Those who have read little in ethics are inclined to attribute to Nietzsche a greater measure of originality than he can reasonably claim. More than two milleniums before him, Plato conceived an ideal Republic in which moral laws, as commonly accepted, were to be set aside. Marriage was to be done away with; births were to be scientifically regulated; children were to be taken from their mothers; sickly infants were to be destroyed. In Sparta the committee of the elders did not permit the promptings of sympathy and the cries of wounded maternal love to influence the decision touching the life or death of the new-born.

Here was an attempt at bridge-building, but it was conceived as a scientific matter, to be taken in hand by the State, and for the good of the State. But Nietzsche would destroy the State. His Superman appears as individualistic as a "rogue" elephant, a few passages to the contrary notwithstanding. Are we to regard him as a mere lawless egoist, or as something more? We are left in the dark. [Footnote: See the volume, Beyond Good and Evil, "What is Noble?" Sec 265.] But we note that Nietzsche disagrees with most moralists, in that he refuses to regard Caesar Borgia as a morbid growth. [Footnote: Ibid., The Natural History of Morals, Sec 197. DOSTOIEVSKY'S genius has portrayed for us an admirable Superman in the person of the Russian convict Orloff. See his House of the Dead, chapter v.]

The Superman has always been with us, in somewhat varying types. From Alexander the Great to Napoleon, and before and after, he adorns the pages of history. Attila, among others, may enter his claim to consideration. It remains for the serious student of ethics to estimate scientifically his value as an ethical ideal, and to judge how far this type of character may profitably be taken as a pattern. Nietzsche stands at the farthest possible remove from Hegel. Does he, as an individualist, stand within hail of Kant? It scarcely seems so. When we examine Kant's "practical reason," in other words, the moral law as it revealed itself to Kant, we find that it had taken up into itself the moral development of the ages preceding. Kant's practical reason, his conscience, to speak plain English, was not the practical reason of, for example, Aristotle. The latter could speak of a slave as an "animated tool," and could believe there were men intended by nature for slavery. Kant could not. In theory an individualist, the Sage of Konigsberg stands, in reality, not far from Hegel. He does not break with the past. But Nietzsche is revolt incarnate.

PART VIII

THE ETHICS OF THE SOCIAL WILL

CHAPTER XXX

ASPECTS OF THE ETHICS OF REASON

139. THE DOCTRINE SUPPORTED BY THE OTHER SCHOOLS.—- I urge the more confidently the Ethics of Reason, or the Ethics of the Rational Social Will, because there is so little in it that is really new. It only makes articulate what we all know already, and strives to get rid of certain exaggerations into which many men who reason, and who reason well, have unwittingly fallen.

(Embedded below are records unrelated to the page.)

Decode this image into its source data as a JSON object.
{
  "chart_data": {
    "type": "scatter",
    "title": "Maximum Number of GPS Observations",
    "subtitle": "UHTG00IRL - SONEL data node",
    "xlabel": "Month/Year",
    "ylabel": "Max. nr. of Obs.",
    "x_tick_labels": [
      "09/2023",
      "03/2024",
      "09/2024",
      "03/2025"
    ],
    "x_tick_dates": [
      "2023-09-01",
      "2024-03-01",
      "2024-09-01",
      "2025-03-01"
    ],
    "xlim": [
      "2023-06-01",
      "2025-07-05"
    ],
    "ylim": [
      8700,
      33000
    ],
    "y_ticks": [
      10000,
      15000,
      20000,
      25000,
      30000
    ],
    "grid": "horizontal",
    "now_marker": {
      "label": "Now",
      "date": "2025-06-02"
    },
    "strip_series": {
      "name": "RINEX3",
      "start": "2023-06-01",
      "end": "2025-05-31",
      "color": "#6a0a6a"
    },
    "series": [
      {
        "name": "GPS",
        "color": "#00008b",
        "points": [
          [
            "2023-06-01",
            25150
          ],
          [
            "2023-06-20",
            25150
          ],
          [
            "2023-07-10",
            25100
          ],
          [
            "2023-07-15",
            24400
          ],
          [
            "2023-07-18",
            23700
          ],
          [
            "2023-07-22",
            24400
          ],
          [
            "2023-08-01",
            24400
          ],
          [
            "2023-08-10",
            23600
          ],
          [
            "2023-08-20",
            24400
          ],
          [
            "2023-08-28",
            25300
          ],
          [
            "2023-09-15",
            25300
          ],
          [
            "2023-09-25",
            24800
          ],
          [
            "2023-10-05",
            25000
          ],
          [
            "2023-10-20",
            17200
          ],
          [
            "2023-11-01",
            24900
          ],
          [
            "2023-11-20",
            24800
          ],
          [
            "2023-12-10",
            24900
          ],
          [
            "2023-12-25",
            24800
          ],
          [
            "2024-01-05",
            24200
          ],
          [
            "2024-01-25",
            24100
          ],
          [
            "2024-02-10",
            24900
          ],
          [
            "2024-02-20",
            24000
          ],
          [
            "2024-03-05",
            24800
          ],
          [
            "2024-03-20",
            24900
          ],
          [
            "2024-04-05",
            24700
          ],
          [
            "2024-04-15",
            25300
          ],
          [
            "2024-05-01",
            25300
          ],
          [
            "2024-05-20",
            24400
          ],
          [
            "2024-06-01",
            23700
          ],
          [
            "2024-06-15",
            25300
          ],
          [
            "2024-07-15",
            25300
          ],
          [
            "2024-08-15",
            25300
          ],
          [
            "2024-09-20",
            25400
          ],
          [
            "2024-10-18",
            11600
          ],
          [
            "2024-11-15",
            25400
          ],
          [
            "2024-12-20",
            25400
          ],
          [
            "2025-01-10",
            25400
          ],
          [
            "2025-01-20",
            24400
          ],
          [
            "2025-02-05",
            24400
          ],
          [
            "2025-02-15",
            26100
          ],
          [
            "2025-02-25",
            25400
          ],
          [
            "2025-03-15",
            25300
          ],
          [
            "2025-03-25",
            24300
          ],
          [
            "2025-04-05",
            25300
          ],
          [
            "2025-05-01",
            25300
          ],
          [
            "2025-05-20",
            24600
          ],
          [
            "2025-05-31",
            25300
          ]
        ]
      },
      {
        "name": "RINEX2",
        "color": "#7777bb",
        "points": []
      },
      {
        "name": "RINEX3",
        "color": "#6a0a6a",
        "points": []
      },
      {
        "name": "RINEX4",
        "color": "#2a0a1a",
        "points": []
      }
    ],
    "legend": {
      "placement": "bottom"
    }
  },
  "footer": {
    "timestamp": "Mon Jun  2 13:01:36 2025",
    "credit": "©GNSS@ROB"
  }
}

The fundamentals of the doctrine have been exhibited in Parts V and VI of this volume, and the exaggerations alluded to have been treated in Part VII. Hence, I may speak very briefly in indicating how the Ethics of Reason finds a many-sided support in schools which appear, on the surface, to be in the opposition.

It is evident, to begin with, that the Ethics of the Social Will cannot dispense with Moral Intuitions, but must regard them as indispensable; as, indeed, the very foundation of the moral life. That the individual may, and if he is properly equipped for the task, ought, to examine critically his own moral intuitions and those of the community in which he finds himself, and should, with becoming modesty and hesitation, now and then suggest an innovation, means no more than that he and the community are not dead, but are living, and that progress is a possibility, at least.